LUCKY LUCKY SCOTT! :thumbup:


----------



## DrivingMaryland (Jun 16, 2004)

simply amazing, congrats! :thumbup:


----------



## scottn2retro (Mar 20, 2002)

binaryfarms said:


> No raffle win for me, but I did get some pics and video. Doesn't capture the sound of the cars - it was deafening (in a good way) and rattled your lungs. Awesome - thanks to BMW and the CCA for bringing the cars and especially the drivers!
> 
> http://www.binaryfarms.com/Videos/oFestRaceCars.wmv
> http://members14.clubphoto.com/melanie580630/2455033/guest.phtml


Great video! Thanks for capturing it :thumbup: :bigpimp:


----------



## car_for_mom (Jul 15, 2002)

Hey, Scott, it was great to see you too at the California Speedway! (man, what did I look like after that ride?????  : puke: )
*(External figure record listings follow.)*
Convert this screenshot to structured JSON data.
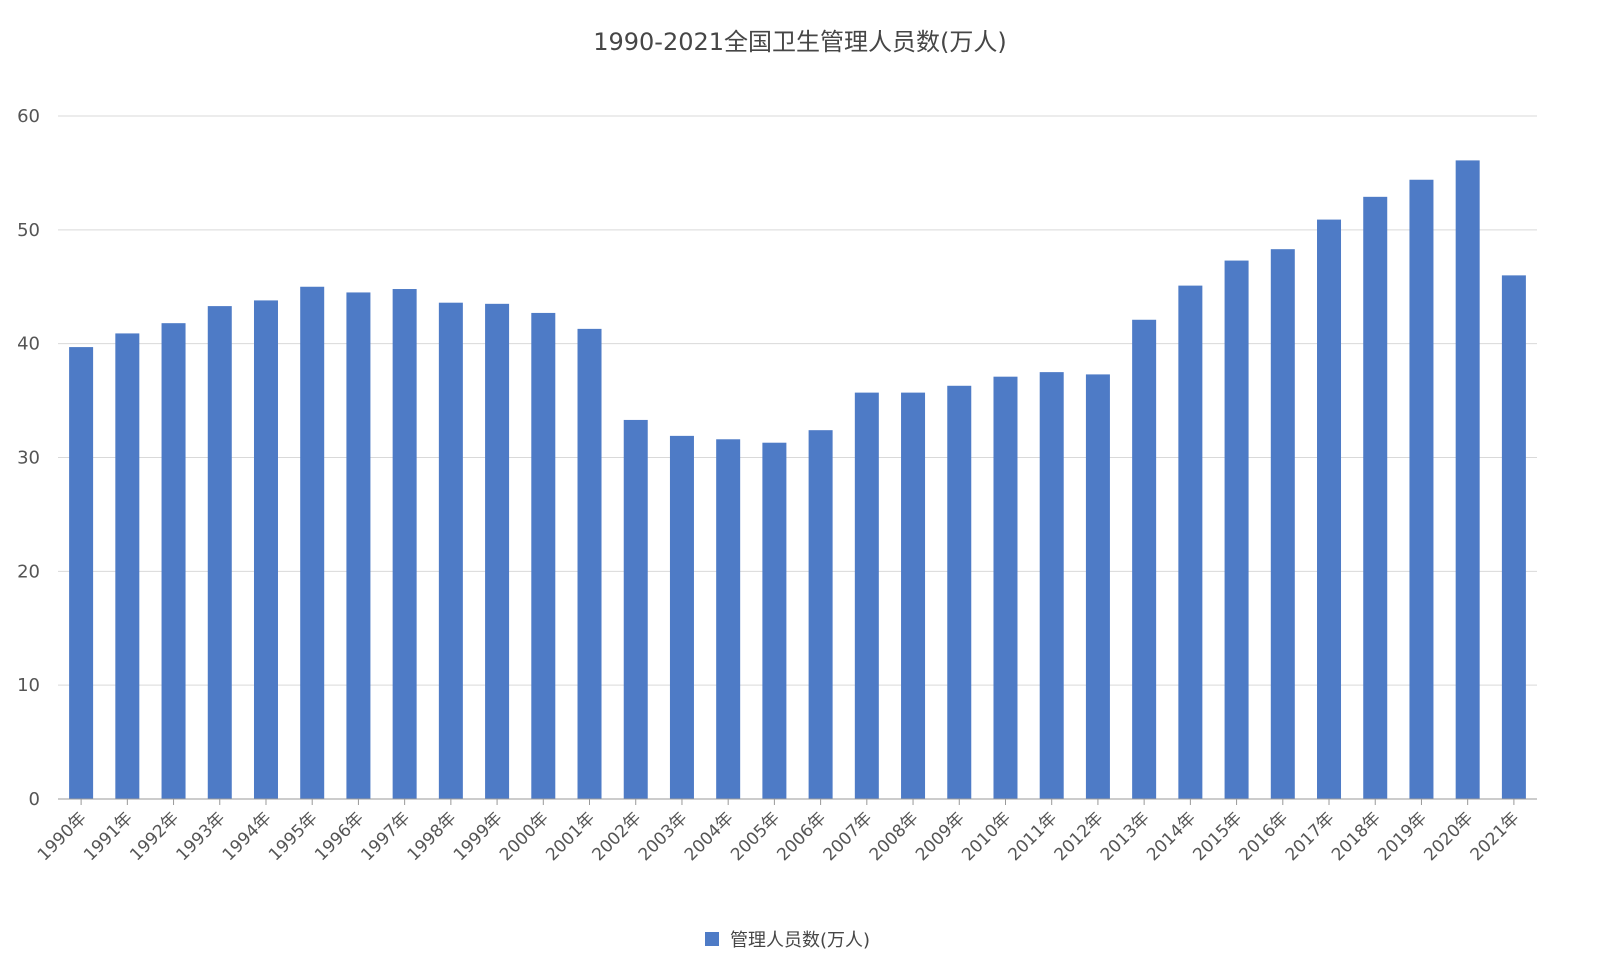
{
  "chart_data": {
    "type": "bar",
    "title": "1990-2021全国卫生管理人员数(万人)",
    "xlabel": "",
    "ylabel": "",
    "ylim": [
      0,
      60
    ],
    "yticks": [
      "0",
      "10",
      "20",
      "30",
      "40",
      "50",
      "60"
    ],
    "grid": true,
    "legend_position": "bottom-center",
    "categories": [
      "1990年",
      "1991年",
      "1992年",
      "1993年",
      "1994年",
      "1995年",
      "1996年",
      "1997年",
      "1998年",
      "1999年",
      "2000年",
      "2001年",
      "2002年",
      "2003年",
      "2004年",
      "2005年",
      "2006年",
      "2007年",
      "2008年",
      "2009年",
      "2010年",
      "2011年",
      "2012年",
      "2013年",
      "2014年",
      "2015年",
      "2016年",
      "2017年",
      "2018年",
      "2019年",
      "2020年",
      "2021年"
    ],
    "series": [
      {
        "name": "管理人员数(万人)",
        "color": "#4e7bc6",
        "values": [
          39.7,
          40.9,
          41.8,
          43.3,
          43.8,
          45.0,
          44.5,
          44.8,
          43.6,
          43.5,
          42.7,
          41.3,
          33.3,
          31.9,
          31.6,
          31.3,
          32.4,
          35.7,
          35.7,
          36.3,
          37.1,
          37.5,
          37.3,
          42.1,
          45.1,
          47.3,
          48.3,
          50.9,
          52.9,
          54.4,
          56.1,
          46.0
        ]
      }
    ]
  }
}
Hope you don't mind, but I posted a link to your posting here at Car and Driver (just to make them all jealous :angel: )


----------



## scottn2retro (Mar 20, 2002)

car_for_mom said:


> Hey, Scott, it was great to see you too at the California Speedway! (man, what did I look like after that ride?????  : puke: )
> 
> Hope you don't mind, but I posted a link to your posting here at Car and Driver (just to make them all jealous :angel: )
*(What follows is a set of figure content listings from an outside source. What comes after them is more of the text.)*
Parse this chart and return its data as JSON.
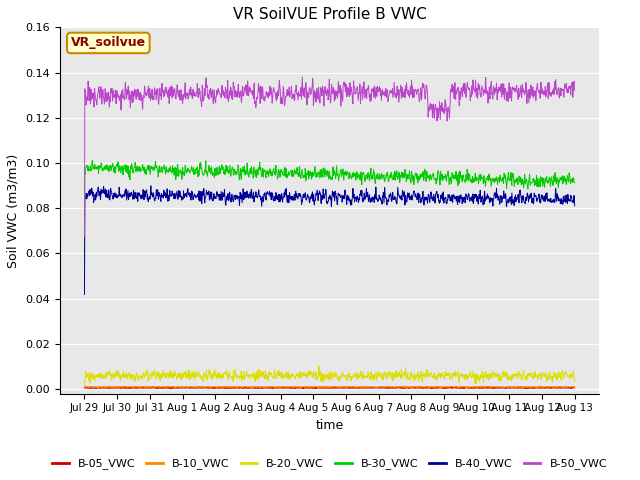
{
  "title": "VR SoilVUE Profile B VWC",
  "ylabel": "Soil VWC (m3/m3)",
  "xlabel": "time",
  "ylim": [
    -0.002,
    0.16
  ],
  "yticks": [
    0.0,
    0.02,
    0.04,
    0.06,
    0.08,
    0.1,
    0.12,
    0.14,
    0.16
  ],
  "date_labels": [
    "Jul 29",
    "Jul 30",
    "Jul 31",
    "Aug 1",
    "Aug 2",
    "Aug 3",
    "Aug 4",
    "Aug 5",
    "Aug 6",
    "Aug 7",
    "Aug 8",
    "Aug 9",
    "Aug 10",
    "Aug 11",
    "Aug 12",
    "Aug 13"
  ],
  "series_order": [
    "B-05_VWC",
    "B-10_VWC",
    "B-20_VWC",
    "B-30_VWC",
    "B-40_VWC",
    "B-50_VWC"
  ],
  "series": {
    "B-05_VWC": {
      "color": "#cc0000",
      "mean": 0.0,
      "noise": 0.0002
    },
    "B-10_VWC": {
      "color": "#ff8800",
      "mean": 0.001,
      "noise": 0.0001
    },
    "B-20_VWC": {
      "color": "#dddd00",
      "mean": 0.006,
      "noise": 0.0015
    },
    "B-30_VWC": {
      "color": "#00cc00",
      "mean": 0.095,
      "noise": 0.002
    },
    "B-40_VWC": {
      "color": "#000099",
      "mean": 0.086,
      "noise": 0.002
    },
    "B-50_VWC": {
      "color": "#bb44cc",
      "mean": 0.131,
      "noise": 0.003
    }
  },
  "n_points": 1500,
  "legend_label": "VR_soilvue",
  "legend_box_color": "#ffffcc",
  "legend_box_edge": "#cc8800",
  "legend_text_color": "#880000",
  "bg_color": "#e8e8e8",
  "figsize": [
    6.4,
    4.8
  ],
  "dpi": 100
}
That's great - did you get to do a ride as well? If so, in which car and who drove?


----------



## Tommy Vercetti (Jul 11, 2004)

I met Boris once in line for a porta potty. I was at a truck race when he was trying his hand at NASCAR Trucks. I had a pit pass so I was just tooling around and my bladder was sending urgent msgs to me about getting rid of some budweiser I collected. Anyway I was heading to a porta thingy and I had a M3 Champions shirt on and I hear someone behind me say thats the wrong shirt to wear at a Truck race. I turn around and its Boris I was like OMG ! , we chatted a few minutes and what was funny was no one around seemed to know who he was, dumb NASCAR crowd, he said I was the only one who asked for an autograph all weekend. Anyway very cool guy and nice sinse of dry humor as he cracked on all the drunk fat Little E fans walking around w/ the Little E shirts, socks, hats , coolers, etc.. he asked if I knew anybody in merchandise mkting. Umm no sorry.


----------